IL-17E (IL-25) and IL-17RB promote respiratory syncytial virus-induced pulmonary disease

Abstract

One of the most severe pathologic responses of RSV infection is associated with overproduction of cytokines and inflammation, leading to mucus hypersecretion. This study investigated the role of IL-25 in the development of RSV-associated immunopathology. IL-25 and its receptor IL-17RB were increased following RSV infection, and IL-25 blockade using neutralizing antibodies reduced RSV-associated pathology, AHR, and type 2 cytokine production. Likewise, IL-17RB^-/- mice demonstrated a modified inflammatory response during RSV infection characterized by decreased Th2 and increased Th17 cytokine production. Additionally, the IL-17RB^-/- mice demonstrated significantly reduced inflammation and cytokine production in a model of RSV-driven asthma exacerbation. These results indicate that IL-25 regulates the inflammatory response to RSV infection and that its inhibition may enable a reduction in the severity of RSV-associated pulmonary inflammation, including during viral-induced asthma exacerbation.

Keywords: Th2; cytokines; mucus.

Figure 1.. Expression of IL-25 and its receptor IL-17RB in lungs of RSV-infected Balb/c mice is associated with cytokine responses and T cell cytokine expression.

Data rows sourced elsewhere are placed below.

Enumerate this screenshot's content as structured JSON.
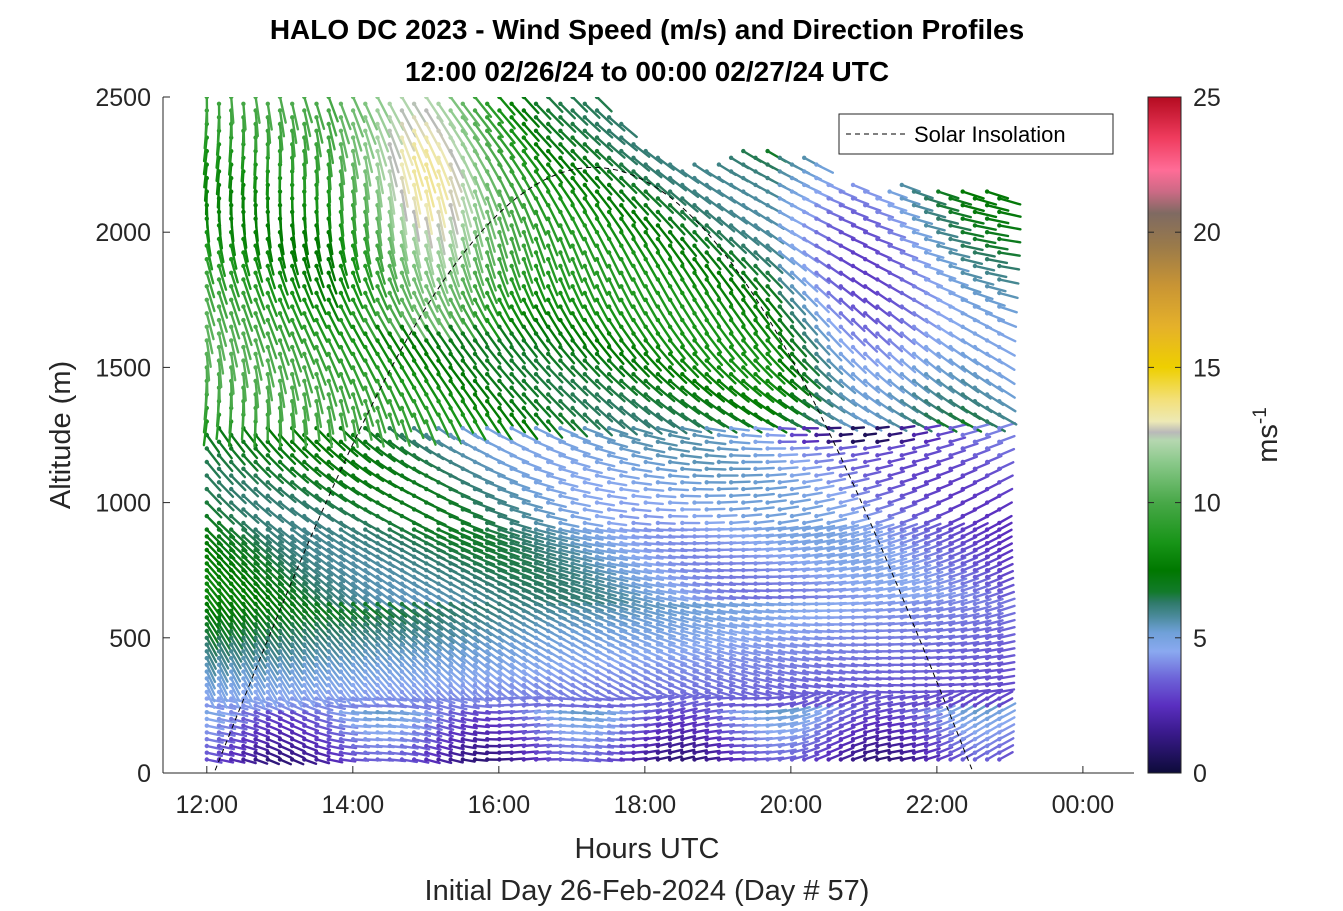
{
  "chart_data": {
    "type": "wind_barb_profile",
    "title": "HALO DC 2023 - Wind Speed (m/s) and Direction Profiles",
    "subtitle": "12:00 02/26/24 to 00:00 02/27/24  UTC",
    "xlabel": "Hours UTC",
    "xlabel2": "Initial Day 26-Feb-2024 (Day # 57)",
    "ylabel": "Altitude (m)",
    "xlim": [
      11.4,
      24.7
    ],
    "ylim": [
      0,
      2500
    ],
    "x_ticks": [
      12,
      14,
      16,
      18,
      20,
      22,
      24
    ],
    "x_tick_labels": [
      "12:00",
      "14:00",
      "16:00",
      "18:00",
      "20:00",
      "22:00",
      "00:00"
    ],
    "y_ticks": [
      0,
      500,
      1000,
      1500,
      2000,
      2500
    ],
    "y_tick_labels": [
      "0",
      "500",
      "1000",
      "1500",
      "2000",
      "2500"
    ],
    "legend": {
      "label": "Solar Insolation",
      "placement": "top-right"
    },
    "colorbar": {
      "label_base": "ms",
      "label_exp": "-1",
      "range": [
        0,
        25
      ],
      "ticks": [
        0,
        5,
        10,
        15,
        20,
        25
      ],
      "tick_labels": [
        "0",
        "5",
        "10",
        "15",
        "20",
        "25"
      ],
      "stops": [
        [
          0,
          "#0d0b3a"
        ],
        [
          1.5,
          "#3a1a8c"
        ],
        [
          2.5,
          "#5a2fc0"
        ],
        [
          3.5,
          "#6d63d8"
        ],
        [
          4.5,
          "#8aa9f0"
        ],
        [
          5.2,
          "#6fa0d8"
        ],
        [
          5.8,
          "#4a8a9a"
        ],
        [
          6.3,
          "#2f7a6a"
        ],
        [
          6.7,
          "#127a2a"
        ],
        [
          7.5,
          "#007800"
        ],
        [
          8.5,
          "#179417"
        ],
        [
          10,
          "#48a848"
        ],
        [
          11.5,
          "#8bc98b"
        ],
        [
          12.3,
          "#b5d7b0"
        ],
        [
          12.6,
          "#b9b9b9"
        ],
        [
          13,
          "#ede9b5"
        ],
        [
          13.8,
          "#f3e07a"
        ],
        [
          15,
          "#eecf00"
        ],
        [
          16.5,
          "#e5b12a"
        ],
        [
          18,
          "#c99534"
        ],
        [
          19.5,
          "#9a7a4a"
        ],
        [
          20.7,
          "#7f6a62"
        ],
        [
          21.5,
          "#cc6a85"
        ],
        [
          22.3,
          "#ff6c97"
        ],
        [
          23.5,
          "#ef3b5d"
        ],
        [
          25,
          "#b40b20"
        ]
      ]
    },
    "wind_profile": {
      "time_start": 12.0,
      "time_end": 22.95,
      "time_step": 0.167,
      "altitude_top": 2500,
      "altitude_step": 25
    },
    "solar_insolation": {
      "sunrise": 12.1,
      "sunset": 22.5,
      "peak_altitude_units": 2240
    }
  }
}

(A) IL-25 and (B) IL-17RB mRNA expression are both up-regulated during RSV infection in the lungs and (C) correlates to increased expression of RSV-induced cytokines, IFN-γ, and IL-13. (D) Quantitative PCR analysis of RSV-restimulated LN cells from 8-day-infected animals, with or without IL-25. *P<0.05. (E) Flow cytometry of reactivated T cells from RSV-infected mice demonstrates that CD4⁺ IL-17RB⁺ cells (blue line) preferentially express increased transcription factors, GATA3 and T-bet, whereas CD8⁺ T cells did not. Data represents mean ± se from five mice.

Figure 2.. Blockade of IL-25 during RSV infection in Balb/c mice attenuates goblet cell-associated pathology and mucus production.

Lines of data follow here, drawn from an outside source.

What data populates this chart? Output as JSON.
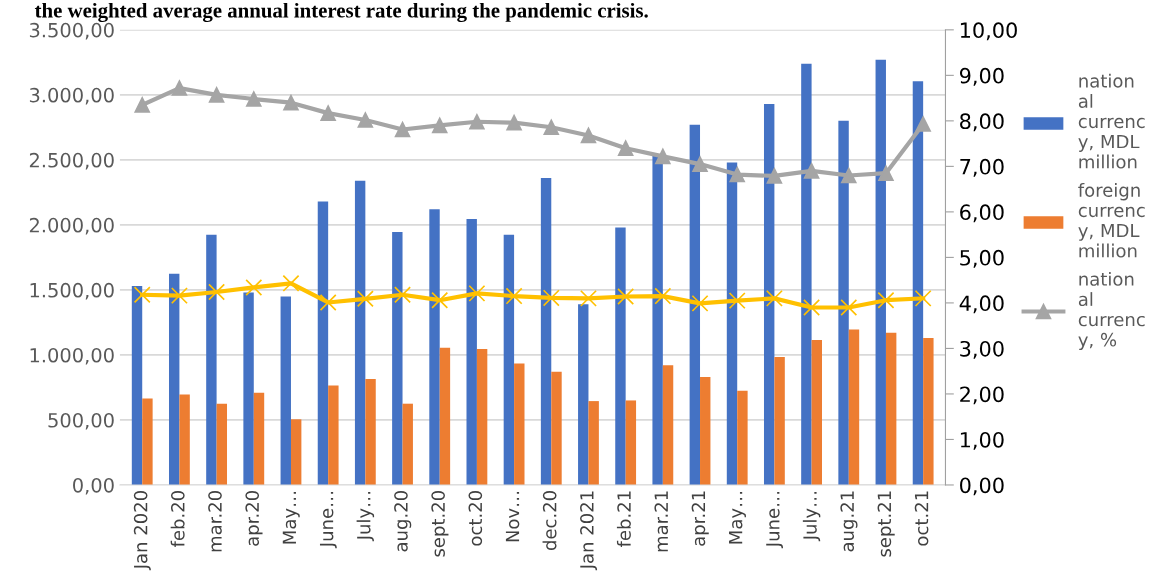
{
  "chart_data": {
    "type": "bar",
    "title": "the weighted average annual interest rate during the pandemic crisis.",
    "categories": [
      "Jan 2020",
      "feb.20",
      "mar.20",
      "apr.20",
      "May…",
      "June…",
      "July…",
      "aug.20",
      "sept.20",
      "oct.20",
      "Nov…",
      "dec.20",
      "Jan 2021",
      "feb.21",
      "mar.21",
      "apr.21",
      "May…",
      "June…",
      "July…",
      "aug.21",
      "sept.21",
      "oct.21"
    ],
    "series": [
      {
        "name": "nation\nal\ncurrenc\ny, MDL\nmillion",
        "color": "#4472c4",
        "values": [
          1530,
          1625,
          1925,
          1480,
          1450,
          2180,
          2340,
          1945,
          2120,
          2045,
          1925,
          2360,
          1390,
          1980,
          2540,
          2770,
          2480,
          2930,
          3240,
          2800,
          3270,
          3105
        ]
      },
      {
        "name": "foreign\ncurrenc\ny, MDL\nmillion",
        "color": "#ed7d31",
        "values": [
          665,
          695,
          625,
          710,
          505,
          765,
          815,
          625,
          1055,
          1045,
          935,
          870,
          645,
          650,
          920,
          830,
          725,
          985,
          1115,
          1195,
          1170,
          1130
        ]
      },
      {
        "name": "nation\nal\ncurrenc\ny, %",
        "type": "line",
        "axis": "y2",
        "marker": "triangle",
        "color": "#a5a5a5",
        "values": [
          8.35,
          8.72,
          8.57,
          8.48,
          8.4,
          8.17,
          8.02,
          7.81,
          7.9,
          7.98,
          7.96,
          7.86,
          7.68,
          7.4,
          7.22,
          7.05,
          6.82,
          6.79,
          6.9,
          6.8,
          6.85,
          7.93
        ]
      },
      {
        "type": "line",
        "axis": "y2",
        "marker": "cross",
        "color": "#ffc000",
        "values": [
          4.18,
          4.16,
          4.24,
          4.34,
          4.43,
          4.01,
          4.09,
          4.18,
          4.06,
          4.21,
          4.15,
          4.11,
          4.1,
          4.14,
          4.15,
          3.99,
          4.05,
          4.1,
          3.9,
          3.9,
          4.06,
          4.1
        ]
      }
    ],
    "ylim": [
      0,
      3500
    ],
    "yticks": [
      {
        "value": 0,
        "label": "0,00"
      },
      {
        "value": 500,
        "label": "500,00"
      },
      {
        "value": 1000,
        "label": "1.000,00"
      },
      {
        "value": 1500,
        "label": "1.500,00"
      },
      {
        "value": 2000,
        "label": "2.000,00"
      },
      {
        "value": 2500,
        "label": "2.500,00"
      },
      {
        "value": 3000,
        "label": "3.000,00"
      },
      {
        "value": 3500,
        "label": "3.500,00"
      }
    ],
    "y2lim": [
      0,
      10
    ],
    "y2ticks": [
      {
        "value": 0,
        "label": "0,00"
      },
      {
        "value": 1,
        "label": "1,00"
      },
      {
        "value": 2,
        "label": "2,00"
      },
      {
        "value": 3,
        "label": "3,00"
      },
      {
        "value": 4,
        "label": "4,00"
      },
      {
        "value": 5,
        "label": "5,00"
      },
      {
        "value": 6,
        "label": "6,00"
      },
      {
        "value": 7,
        "label": "7,00"
      },
      {
        "value": 8,
        "label": "8,00"
      },
      {
        "value": 9,
        "label": "9,00"
      },
      {
        "value": 10,
        "label": "10,00"
      }
    ],
    "grid": "y",
    "legend": "right"
  }
}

Naive Balb/c mice were infected with RSV (1×10⁵ PFU/mouse), treated with control or anti-IL-25 polyclonal rabbit anti-mouse antibody on Days 0, 2, 4, and 6, and harvested on Day 8. (A) AHR and (B) mucus-associated pulmonary gob5 expression after 8 days of infection. Cab, control antibody; Ctrl, control. (C) Histologic assessment of PAS-stained lung sections illustrates a reduction in mucus-stained airways (pink). (D) Flow cytometric assessment of individual immune cell populations in lungs of infected mice depicts no reduction in cell accumulation. Mono, Monocyte; Mϕ, macrophage; cDC, conventional dendritic cell; Macs, macrophages. (E) RSV-restimulated lung draining LN culture supernatants were assayed by Bioplex for cytokine levels. Data represent mean ± se from five mice/group. *P < 0.05 and is representative of three repeat studies.

Figure 3.. Infection of IL-17RB^−/− C5BL/6 mice demonstrates a reduction in disease pathology and alteration of cytokine responses.

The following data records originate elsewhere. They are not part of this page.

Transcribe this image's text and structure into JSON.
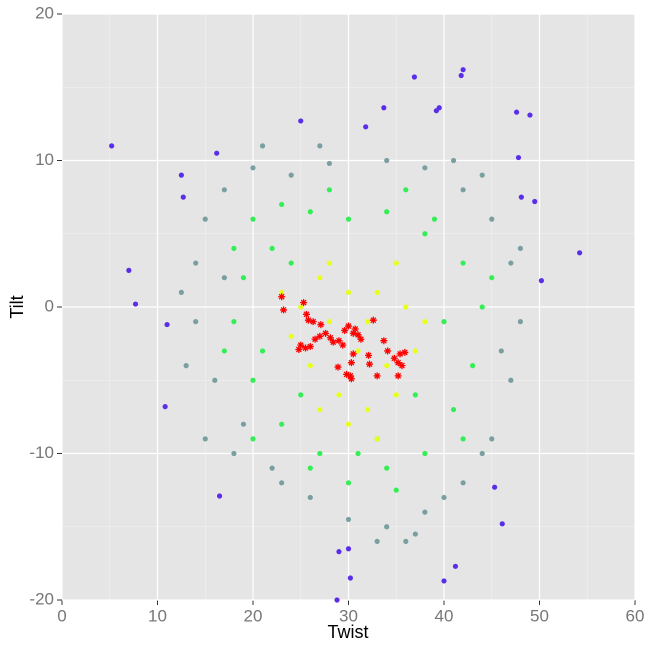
{
  "chart_data": {
    "type": "scatter",
    "x_label": "Twist",
    "y_label": "Tilt",
    "xlim": [
      0,
      60
    ],
    "xticks": [
      0,
      10,
      20,
      30,
      40,
      50,
      60
    ],
    "ylim": [
      -20,
      20
    ],
    "yticks": [
      -20,
      -10,
      0,
      10,
      20
    ],
    "grid": true,
    "series": [
      {
        "color": "#7a9fa0",
        "marker": "circle",
        "x": [
          15,
          17,
          20,
          24,
          28,
          34,
          38,
          42,
          45,
          47,
          48,
          47,
          45,
          42,
          38,
          34,
          30,
          26,
          22,
          19,
          16,
          14,
          14,
          13,
          15,
          18,
          36,
          33,
          44,
          21,
          27,
          41,
          46,
          48,
          12.5,
          37,
          23,
          40,
          17,
          44
        ],
        "y": [
          6,
          8,
          9.5,
          9,
          9.8,
          10,
          9.5,
          8,
          6,
          3,
          -1,
          -5,
          -9,
          -12,
          -14,
          -15,
          -14.5,
          -13,
          -11,
          -8,
          -5,
          -1,
          3,
          -4,
          -9,
          -10,
          -16,
          -16,
          9,
          11,
          11,
          10,
          -3,
          4,
          1,
          -15.5,
          -12,
          -13,
          2,
          -10
        ]
      },
      {
        "color": "#33ee55",
        "marker": "circle",
        "x": [
          18,
          20,
          23,
          26,
          30,
          34,
          38,
          42,
          44,
          43,
          41,
          38,
          34,
          30,
          27,
          23,
          20,
          18,
          19,
          22,
          36,
          28,
          40,
          21,
          25,
          33,
          37,
          39,
          24,
          42,
          17,
          31,
          35,
          20,
          45,
          26
        ],
        "y": [
          4,
          6,
          7,
          6.5,
          6,
          6.5,
          5,
          3,
          0,
          -4,
          -7,
          -10,
          -11,
          -12,
          -10,
          -8,
          -5,
          -1,
          2,
          4,
          8,
          8,
          -1,
          -3,
          -6,
          -9,
          -6,
          6,
          3,
          -9,
          -3,
          -10,
          -12.5,
          -9,
          2,
          -11
        ]
      },
      {
        "color": "#e8ff1a",
        "marker": "circle",
        "x": [
          25,
          27,
          30,
          33,
          36,
          37,
          35,
          32,
          29,
          26,
          24,
          28,
          31,
          34,
          30,
          33,
          28,
          35,
          32,
          27,
          38,
          23
        ],
        "y": [
          0,
          2,
          1,
          1,
          0,
          -3,
          -6,
          -7,
          -6,
          -4,
          -2,
          -1,
          -3,
          -4,
          -8,
          -9,
          3,
          3,
          -1,
          -7,
          -1,
          1
        ]
      },
      {
        "color": "#5a2ee8",
        "marker": "circle",
        "x": [
          5.2,
          7,
          7.7,
          54.2,
          36.9,
          41.8,
          42,
          47.6,
          49,
          39.2,
          39.5,
          33.7,
          31.8,
          25,
          40,
          41.2,
          28.8,
          30.2,
          49.5,
          50.2,
          11,
          12.5,
          10.8,
          16.5,
          46.1,
          29,
          30,
          47.8,
          48.1,
          12.7,
          16.2,
          45.3
        ],
        "y": [
          11,
          2.5,
          0.2,
          3.7,
          15.7,
          15.8,
          16.2,
          13.3,
          13.1,
          13.4,
          13.6,
          13.6,
          12.3,
          12.7,
          -18.7,
          -17.7,
          -20,
          -18.5,
          7.2,
          1.8,
          -1.2,
          9,
          -6.8,
          -12.9,
          -14.8,
          -16.7,
          -16.5,
          10.2,
          7.5,
          7.5,
          10.5,
          -12.3
        ]
      },
      {
        "color": "#ff0000",
        "marker": "star",
        "x": [
          23,
          23.2,
          25.3,
          25.6,
          25.8,
          26.3,
          27.1,
          27.6,
          27,
          28.1,
          26.5,
          25,
          25.5,
          24.8,
          26,
          28.4,
          29,
          29.6,
          30,
          30.5,
          31,
          31.3,
          30.7,
          32.6,
          29.4,
          30.5,
          28.9,
          30.3,
          32.1,
          32.2,
          33.7,
          34.1,
          34.8,
          35.4,
          35.9,
          35.2,
          35.6,
          33,
          35.2,
          29.8,
          30.3,
          30.2
        ],
        "y": [
          0.7,
          -0.2,
          0.3,
          -0.5,
          -0.9,
          -1,
          -1.2,
          -1.8,
          -2,
          -2.1,
          -2.2,
          -2.6,
          -2.8,
          -2.9,
          -2.7,
          -2.4,
          -2.3,
          -1.6,
          -1.3,
          -1.8,
          -1.9,
          -2.2,
          -1.5,
          -0.9,
          -2.6,
          -3.2,
          -4.1,
          -3.8,
          -3.3,
          -3.9,
          -2.3,
          -3,
          -3.5,
          -3.2,
          -3.1,
          -3.8,
          -4,
          -4.7,
          -4.7,
          -4.6,
          -4.9,
          -4.7
        ]
      }
    ]
  }
}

(A) Examination of lung pathology, 8 days post-RSV infection, demonstrated a reduction in inflammation and PAS-stained mucus production. (B) Quantitative PCR of RSV G protein in the lungs of 8-day-infected mice. The cytokine mRNA expression in the lungs (C) and protein in RSV-rechallenge draining LN cells (D) displayed a different profile in IL-17RB^−/− mice. (E) The mRNA expression of GATA3 and T-bet transcription factors was reduced in IL-17RB^−/− mice. Data represent mean ± se from five mice/group and are representative of three repeat studies. *P < 0.05.

Figure 4.. RSV-induced exacerbation of allergic airway responses is attenuated in IL-17RB^−/− C57BL/6 mice.

Allergic mice were infected with RSV and challenge two times with allergen (see Materials and Methods) to expose animals simultaneously to the stimuli. (A) Flow cytometry analyses indicated that the primary IL-17RB⁺ cell population that was increased was granulocytes. (B) Analysis of all leukocyte subsets indicated no significant change in any individual population. (C) Histological examination reflected the flow cytometry analysis in (B) indicating similar inflammatory cell accumulation in IL-17RB^−/− mice; however, a reduced intensity in the PAS-postitive staining was evident in the RSV-exacerbated animals compared with WT. Arrows indicate PAS-stained goblet cells. (D) Quantitative PCR analysis of whole lung mRNA indicated that RSV-exacerbated IL-17RB^−/− animals demonstrated a reduction in IL-13 and gob5 mucus gene expression. Muc5AC, Mucin 5AC. Data represent mean ± se from five mice/group.*P < 0.05; **P<0.01. This study was repeated twice with similar results.